I'm a big fan of this explanation/rant from Andrew Murphy.

Taken as a whole, there are many bottlenecks in a corporate software development process. The "load-bearing" calendar is a great example!

Speeding up code creation just increases pressure on the bottleneck, which decreases throughput.

https://andrewmurphy.io/blog/if-you-thought-the-speed-of-writing-code-was-your-problem-you-have-bigger-problems

If you thought the speed of writing code was your problem - you have bigger problems | Debugging Leadership

AI coding tools are optimising the wrong thing and nobody wants to hear it. Writing code was already fast. The bottleneck is everything else: unclear requirements, review queues, terrified deploy cultures, and an org chart that needs six meetings to decide what colour the button should be.

Debugging Leadership

So why are we still trying to optimize code creation?

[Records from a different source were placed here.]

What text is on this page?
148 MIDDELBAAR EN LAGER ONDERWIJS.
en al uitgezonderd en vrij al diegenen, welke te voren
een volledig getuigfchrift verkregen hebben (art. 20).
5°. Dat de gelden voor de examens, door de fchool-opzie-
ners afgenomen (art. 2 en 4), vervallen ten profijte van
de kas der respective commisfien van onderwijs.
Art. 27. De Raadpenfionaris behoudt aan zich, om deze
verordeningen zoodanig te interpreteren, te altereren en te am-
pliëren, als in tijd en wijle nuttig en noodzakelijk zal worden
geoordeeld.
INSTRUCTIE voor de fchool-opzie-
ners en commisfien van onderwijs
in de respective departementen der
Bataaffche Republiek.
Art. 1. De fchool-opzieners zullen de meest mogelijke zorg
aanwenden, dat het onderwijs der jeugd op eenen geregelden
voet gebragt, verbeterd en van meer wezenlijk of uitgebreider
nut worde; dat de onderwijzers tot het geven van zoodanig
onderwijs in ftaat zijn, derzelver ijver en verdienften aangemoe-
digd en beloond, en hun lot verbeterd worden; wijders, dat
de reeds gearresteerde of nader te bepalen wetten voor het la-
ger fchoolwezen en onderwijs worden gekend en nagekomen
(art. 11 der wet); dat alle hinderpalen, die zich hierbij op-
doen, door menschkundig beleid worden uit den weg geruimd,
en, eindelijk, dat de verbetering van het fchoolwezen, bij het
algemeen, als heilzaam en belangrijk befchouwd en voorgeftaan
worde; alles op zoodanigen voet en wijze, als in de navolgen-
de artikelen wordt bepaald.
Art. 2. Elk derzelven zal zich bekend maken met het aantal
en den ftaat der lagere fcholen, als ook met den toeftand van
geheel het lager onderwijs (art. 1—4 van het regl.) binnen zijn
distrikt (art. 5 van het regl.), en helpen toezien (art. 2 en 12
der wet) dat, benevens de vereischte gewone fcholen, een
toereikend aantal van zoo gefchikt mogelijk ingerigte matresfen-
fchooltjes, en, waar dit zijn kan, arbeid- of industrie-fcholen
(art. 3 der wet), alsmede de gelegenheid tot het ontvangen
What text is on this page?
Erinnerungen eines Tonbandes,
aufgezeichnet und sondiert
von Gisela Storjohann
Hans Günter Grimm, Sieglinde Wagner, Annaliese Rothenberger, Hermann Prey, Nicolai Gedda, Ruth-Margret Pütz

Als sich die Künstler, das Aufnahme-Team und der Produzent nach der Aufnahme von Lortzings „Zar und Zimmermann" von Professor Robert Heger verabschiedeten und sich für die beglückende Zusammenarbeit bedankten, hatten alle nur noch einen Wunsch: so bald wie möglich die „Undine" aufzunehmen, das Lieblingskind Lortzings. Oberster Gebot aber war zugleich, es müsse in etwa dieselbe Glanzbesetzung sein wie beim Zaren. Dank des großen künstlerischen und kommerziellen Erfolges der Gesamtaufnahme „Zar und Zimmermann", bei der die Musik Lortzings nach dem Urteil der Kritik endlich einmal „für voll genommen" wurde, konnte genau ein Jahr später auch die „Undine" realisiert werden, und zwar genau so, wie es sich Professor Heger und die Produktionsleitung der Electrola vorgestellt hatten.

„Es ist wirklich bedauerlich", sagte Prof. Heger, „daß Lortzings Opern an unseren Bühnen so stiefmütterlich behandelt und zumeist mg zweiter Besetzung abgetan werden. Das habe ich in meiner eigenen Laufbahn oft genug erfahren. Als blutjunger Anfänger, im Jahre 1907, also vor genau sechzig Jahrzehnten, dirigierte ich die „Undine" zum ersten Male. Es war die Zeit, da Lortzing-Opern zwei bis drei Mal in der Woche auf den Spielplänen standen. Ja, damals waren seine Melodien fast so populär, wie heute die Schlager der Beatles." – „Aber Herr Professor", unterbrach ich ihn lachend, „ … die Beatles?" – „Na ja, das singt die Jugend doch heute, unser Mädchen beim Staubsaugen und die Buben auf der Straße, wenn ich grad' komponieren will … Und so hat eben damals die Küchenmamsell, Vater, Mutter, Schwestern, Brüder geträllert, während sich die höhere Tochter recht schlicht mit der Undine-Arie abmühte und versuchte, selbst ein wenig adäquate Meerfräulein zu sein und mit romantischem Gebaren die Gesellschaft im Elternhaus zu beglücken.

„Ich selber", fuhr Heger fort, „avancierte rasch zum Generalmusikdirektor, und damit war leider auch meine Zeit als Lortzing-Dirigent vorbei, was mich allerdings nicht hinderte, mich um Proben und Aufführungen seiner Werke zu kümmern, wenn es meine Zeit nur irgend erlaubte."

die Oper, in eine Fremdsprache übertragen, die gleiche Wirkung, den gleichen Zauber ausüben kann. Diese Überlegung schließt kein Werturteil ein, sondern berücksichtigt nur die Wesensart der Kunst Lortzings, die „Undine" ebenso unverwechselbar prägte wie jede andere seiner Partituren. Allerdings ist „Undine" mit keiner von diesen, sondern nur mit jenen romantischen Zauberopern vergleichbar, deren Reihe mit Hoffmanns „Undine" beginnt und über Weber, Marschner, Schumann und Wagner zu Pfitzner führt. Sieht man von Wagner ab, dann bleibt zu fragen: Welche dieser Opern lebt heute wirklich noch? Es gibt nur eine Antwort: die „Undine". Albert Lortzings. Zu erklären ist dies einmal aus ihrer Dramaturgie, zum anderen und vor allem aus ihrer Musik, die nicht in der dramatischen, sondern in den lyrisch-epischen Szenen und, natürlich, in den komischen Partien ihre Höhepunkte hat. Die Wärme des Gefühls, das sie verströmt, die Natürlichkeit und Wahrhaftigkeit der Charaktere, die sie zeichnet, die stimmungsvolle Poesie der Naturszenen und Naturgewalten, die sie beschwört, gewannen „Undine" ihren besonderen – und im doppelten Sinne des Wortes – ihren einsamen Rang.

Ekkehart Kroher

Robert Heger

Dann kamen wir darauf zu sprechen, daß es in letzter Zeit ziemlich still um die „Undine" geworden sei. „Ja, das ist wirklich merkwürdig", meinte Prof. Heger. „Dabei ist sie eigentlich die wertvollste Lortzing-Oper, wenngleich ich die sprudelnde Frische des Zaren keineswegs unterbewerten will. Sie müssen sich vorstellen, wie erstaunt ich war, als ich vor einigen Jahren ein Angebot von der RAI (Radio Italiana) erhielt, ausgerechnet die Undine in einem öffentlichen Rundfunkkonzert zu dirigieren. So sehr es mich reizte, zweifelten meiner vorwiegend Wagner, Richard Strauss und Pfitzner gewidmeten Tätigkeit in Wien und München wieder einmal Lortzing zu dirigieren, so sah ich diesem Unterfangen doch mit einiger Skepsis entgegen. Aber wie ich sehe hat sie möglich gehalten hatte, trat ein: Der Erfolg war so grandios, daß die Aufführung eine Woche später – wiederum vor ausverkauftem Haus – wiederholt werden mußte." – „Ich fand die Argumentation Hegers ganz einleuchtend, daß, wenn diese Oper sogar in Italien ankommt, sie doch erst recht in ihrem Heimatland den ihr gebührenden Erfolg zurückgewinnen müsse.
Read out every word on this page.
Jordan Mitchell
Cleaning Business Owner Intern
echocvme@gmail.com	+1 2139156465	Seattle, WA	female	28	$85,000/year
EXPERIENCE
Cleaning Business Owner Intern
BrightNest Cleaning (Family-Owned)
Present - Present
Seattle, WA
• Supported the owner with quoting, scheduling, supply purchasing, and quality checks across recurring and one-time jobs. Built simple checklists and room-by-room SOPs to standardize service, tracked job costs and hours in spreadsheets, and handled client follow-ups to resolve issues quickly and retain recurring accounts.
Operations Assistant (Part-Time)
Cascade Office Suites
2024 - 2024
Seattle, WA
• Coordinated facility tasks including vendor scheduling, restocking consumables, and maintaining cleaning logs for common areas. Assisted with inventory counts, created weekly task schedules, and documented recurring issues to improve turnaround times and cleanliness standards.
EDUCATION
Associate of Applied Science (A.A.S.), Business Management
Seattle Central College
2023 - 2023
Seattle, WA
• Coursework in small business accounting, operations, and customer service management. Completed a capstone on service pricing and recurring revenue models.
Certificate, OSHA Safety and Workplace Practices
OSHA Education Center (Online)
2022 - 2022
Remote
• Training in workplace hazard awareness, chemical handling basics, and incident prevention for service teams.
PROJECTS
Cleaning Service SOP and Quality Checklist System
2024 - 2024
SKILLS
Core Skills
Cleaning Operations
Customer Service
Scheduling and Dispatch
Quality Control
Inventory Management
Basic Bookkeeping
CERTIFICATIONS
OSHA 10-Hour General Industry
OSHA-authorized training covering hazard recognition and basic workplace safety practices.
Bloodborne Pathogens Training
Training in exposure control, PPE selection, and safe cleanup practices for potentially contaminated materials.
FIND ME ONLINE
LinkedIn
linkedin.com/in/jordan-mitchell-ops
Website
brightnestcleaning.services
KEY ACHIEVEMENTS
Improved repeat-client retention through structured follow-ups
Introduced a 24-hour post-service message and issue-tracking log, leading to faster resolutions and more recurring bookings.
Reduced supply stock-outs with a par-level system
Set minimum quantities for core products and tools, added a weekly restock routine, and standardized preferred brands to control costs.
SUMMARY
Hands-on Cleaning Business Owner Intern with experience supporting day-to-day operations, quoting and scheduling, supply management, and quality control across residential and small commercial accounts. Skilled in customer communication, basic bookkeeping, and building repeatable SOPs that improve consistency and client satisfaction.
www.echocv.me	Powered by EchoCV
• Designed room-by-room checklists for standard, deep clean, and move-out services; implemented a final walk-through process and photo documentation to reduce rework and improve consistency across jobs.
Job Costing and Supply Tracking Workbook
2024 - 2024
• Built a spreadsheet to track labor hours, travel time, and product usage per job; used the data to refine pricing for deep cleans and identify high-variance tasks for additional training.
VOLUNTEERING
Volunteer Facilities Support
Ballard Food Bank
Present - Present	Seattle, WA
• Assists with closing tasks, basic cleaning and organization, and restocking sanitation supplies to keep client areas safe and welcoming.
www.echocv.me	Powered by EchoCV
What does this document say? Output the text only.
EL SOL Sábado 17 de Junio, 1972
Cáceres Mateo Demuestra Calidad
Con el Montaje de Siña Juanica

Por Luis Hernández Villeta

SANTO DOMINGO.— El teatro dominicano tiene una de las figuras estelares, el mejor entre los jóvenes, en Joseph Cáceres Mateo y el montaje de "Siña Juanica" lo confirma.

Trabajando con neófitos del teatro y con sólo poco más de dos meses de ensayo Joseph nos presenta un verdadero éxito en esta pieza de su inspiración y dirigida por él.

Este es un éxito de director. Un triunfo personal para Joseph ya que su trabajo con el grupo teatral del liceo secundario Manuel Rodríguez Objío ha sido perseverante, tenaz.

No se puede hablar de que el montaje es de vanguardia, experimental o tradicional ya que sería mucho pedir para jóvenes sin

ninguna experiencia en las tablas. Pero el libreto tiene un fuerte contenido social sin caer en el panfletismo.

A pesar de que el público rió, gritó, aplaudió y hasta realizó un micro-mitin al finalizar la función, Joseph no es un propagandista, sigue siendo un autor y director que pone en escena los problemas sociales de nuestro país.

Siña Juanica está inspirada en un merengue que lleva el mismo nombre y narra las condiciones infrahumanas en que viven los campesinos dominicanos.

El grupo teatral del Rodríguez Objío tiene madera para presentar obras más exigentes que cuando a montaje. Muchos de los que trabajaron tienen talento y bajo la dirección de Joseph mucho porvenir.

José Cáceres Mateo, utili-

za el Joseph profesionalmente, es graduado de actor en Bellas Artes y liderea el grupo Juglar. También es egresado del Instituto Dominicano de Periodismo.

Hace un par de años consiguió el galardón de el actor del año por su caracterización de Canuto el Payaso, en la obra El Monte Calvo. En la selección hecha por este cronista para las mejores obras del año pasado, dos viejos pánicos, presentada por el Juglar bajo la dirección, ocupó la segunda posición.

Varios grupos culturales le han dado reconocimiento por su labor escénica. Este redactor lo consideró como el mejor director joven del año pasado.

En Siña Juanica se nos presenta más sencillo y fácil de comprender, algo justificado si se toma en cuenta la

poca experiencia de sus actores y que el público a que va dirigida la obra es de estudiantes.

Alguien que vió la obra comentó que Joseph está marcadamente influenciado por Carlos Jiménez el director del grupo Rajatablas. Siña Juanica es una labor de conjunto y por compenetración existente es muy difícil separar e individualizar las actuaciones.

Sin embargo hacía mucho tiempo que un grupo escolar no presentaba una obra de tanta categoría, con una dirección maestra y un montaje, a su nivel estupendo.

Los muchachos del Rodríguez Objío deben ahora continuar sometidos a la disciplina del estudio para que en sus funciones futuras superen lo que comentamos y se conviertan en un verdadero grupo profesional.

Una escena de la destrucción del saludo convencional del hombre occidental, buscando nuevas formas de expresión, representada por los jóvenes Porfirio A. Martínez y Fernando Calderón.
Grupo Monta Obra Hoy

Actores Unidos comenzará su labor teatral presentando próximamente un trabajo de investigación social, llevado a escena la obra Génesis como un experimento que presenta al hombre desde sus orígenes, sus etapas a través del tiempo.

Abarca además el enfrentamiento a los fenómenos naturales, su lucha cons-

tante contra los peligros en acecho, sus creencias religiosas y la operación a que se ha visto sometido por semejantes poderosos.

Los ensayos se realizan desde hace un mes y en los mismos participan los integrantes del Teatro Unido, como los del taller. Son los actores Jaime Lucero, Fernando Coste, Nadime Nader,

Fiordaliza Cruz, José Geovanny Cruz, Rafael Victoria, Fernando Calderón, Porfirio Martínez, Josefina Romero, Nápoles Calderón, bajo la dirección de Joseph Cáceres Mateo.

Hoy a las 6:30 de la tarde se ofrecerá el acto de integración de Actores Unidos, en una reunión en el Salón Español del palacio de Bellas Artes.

For decades, people with power - executives and product people - have been shifting the blame for strategy failures and poor market insight onto development "productivity."

This AI moment should be incredibly clarifying. Like, it should be the reductio ad absurdum of a productivity-centric approach.

The fact that we are *not* seeing wildly improving software all around us tells us everything we need to know.

There is no flourishing of value delivery, new product categories, more needs being satisfied better. It’s the opposite.

All we are seeing is decreases in quality, because 👏 code 👏 creation 👏 is not 👏 the problem.

@elizayer You gave me an idea: maybe it's because writing code is still seen as this mystical dark art that needs to be wrestled from the hands of those creepy wizards, pardon, programmers. A magic mirror on the wall that never says "you can't do that" is just the thing.

@felix

Exactly. EXACTLY! I think it's a direct response to the growth of mystical-feeling engineer power.

@elizayer

The good news is :

Open source maintainers see an increase in the quality of AI security tools, it will soon be in the hands of the bad actors.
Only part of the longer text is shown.